Human Rights Watch said it in its report issued Monday that both sides committed serious violations during the fighting, including attacking civilians, indiscriminate bombardment and destruction, looting and burning of properties.

hidden September 08, 2014 19:20:37 IST
Militias in Libya committed war crimes, says rights group

Cairo: An international rights group on Monday accused warring militias in Libya of committing violations that amount to war crimes during a battle the past month for control over the capital's airport.

The five weeks of fighting over Tripoli's airport, along with a parallel battle between militias in Libya's second largest city Benghazi, drove some 100,000 Libyans from their homes and prompted 150,000 foreigners to flee the country. The battles over the past week have been Libya's worst bout of violence since the 2011 civil war that ousted Moammar Gadhafi.

The battle over the airport pilled militias from the coastal city of Misrata, which are allied with the country's Islamists, against militias from the western mountain town of Zintan. It ended with Misrata militias capturing the airport and largely seizing control of the entire capital.

Militias in Libya committed war crimes says rights group

Representational Image. Reuters image

Human Rights Watch said it in its report issued Monday that both sides committed serious violations during the fighting, including attacking civilians, indiscriminate bombardment and destruction, looting and burning of properties.
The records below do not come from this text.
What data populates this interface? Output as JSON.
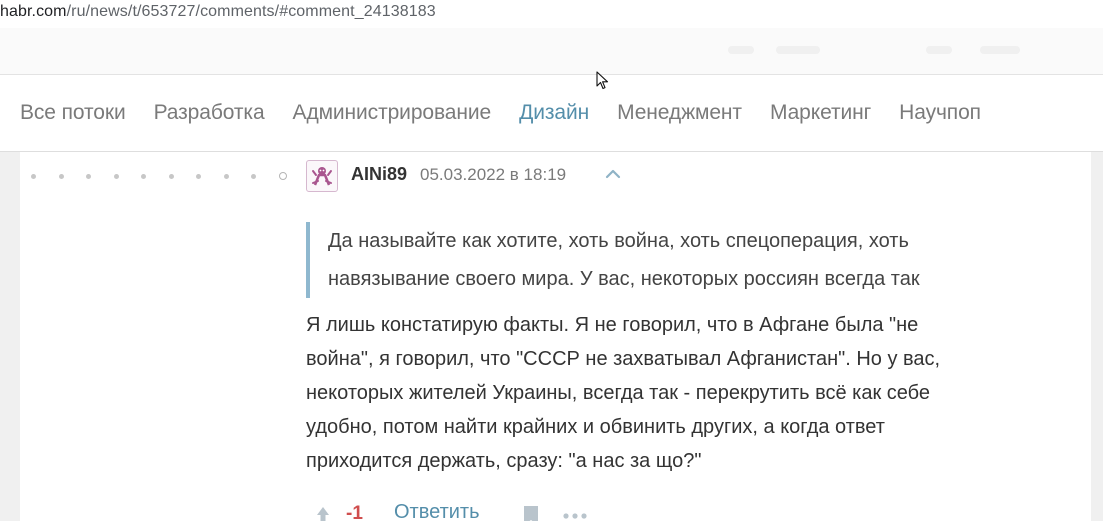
{
  "browser": {
    "url_host": "habr.com",
    "url_path": "/ru/news/t/653727/comments/#comment_24138183"
  },
  "nav": {
    "items": [
      {
        "label": "Все потоки",
        "active": false
      },
      {
        "label": "Разработка",
        "active": false
      },
      {
        "label": "Администрирование",
        "active": false
      },
      {
        "label": "Дизайн",
        "active": true
      },
      {
        "label": "Менеджмент",
        "active": false
      },
      {
        "label": "Маркетинг",
        "active": false
      },
      {
        "label": "Научпоп",
        "active": false
      }
    ],
    "active_color": "#548eaa"
  },
  "comment": {
    "username": "AINi89",
    "date": "05.03.2022 в 18:19",
    "quote": [
      "Да называйте как хотите, хоть война, хоть спецоперация, хоть",
      "навязывание своего мира. У вас, некоторых россиян всегда так"
    ],
    "body": [
      "Я лишь констатирую факты. Я не говорил, что в Афгане была \"не",
      "война\", я говорил, что \"СССР не захватывал Афганистан\". Но у вас,",
      "некоторых жителей Украины, всегда так - перекрутить всё как себе",
      "удобно, потом найти крайних и обвинить других, а когда ответ",
      "приходится держать, сразу: \"а нас за що?\""
    ],
    "score": "-1",
    "reply_label": "Ответить",
    "score_color": "#d04e4e",
    "link_color": "#548eaa",
    "quote_bar_color": "#8fb8cf"
  },
  "icons": {
    "collapse": "chevron-up-icon",
    "vote": "vote-arrow-icon",
    "bookmark": "bookmark-icon",
    "more": "more-dots-icon",
    "cursor": "mouse-cursor-icon"
  }
}
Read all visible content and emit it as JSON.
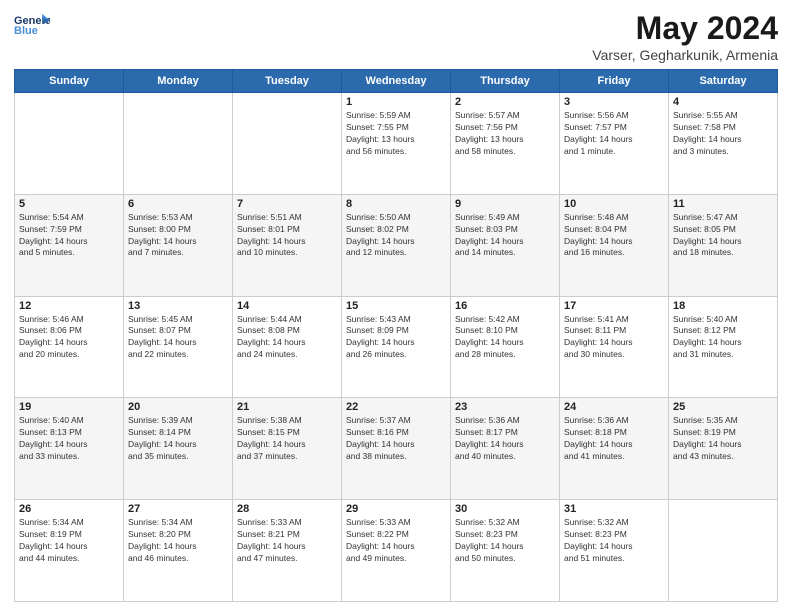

Commanders of the militias from both sides, along with their allies, risk "being first in line for possible sanctions and international prosecution," said the group's Middle East and North Africa director, Sarah Leah Whitson.

After the battle ended, militias committed further violations, carrying out reprisals against civilians who back their rivals, Human Rights Watch said. The Misrata miltias attacked a TV station and journalists seen as sympathetic to their opponents, as well as a camp of displaced residents of a town neighboring Misrata that the miliias accuse of backing Gadhafi.

The Misrata militas also attacked at least 80 families from Zintan living in Tripoli, the group said. Activists and lawmakers from both sides have been abducted.

The HRW report came on the heels of The United Nations Security Council resolution on Aug. 27 which imposed sanctions on people engaged or supporting acts that "threaten the peace, stability and security of Libya or obstruct or undermine the successful completion of its political transition."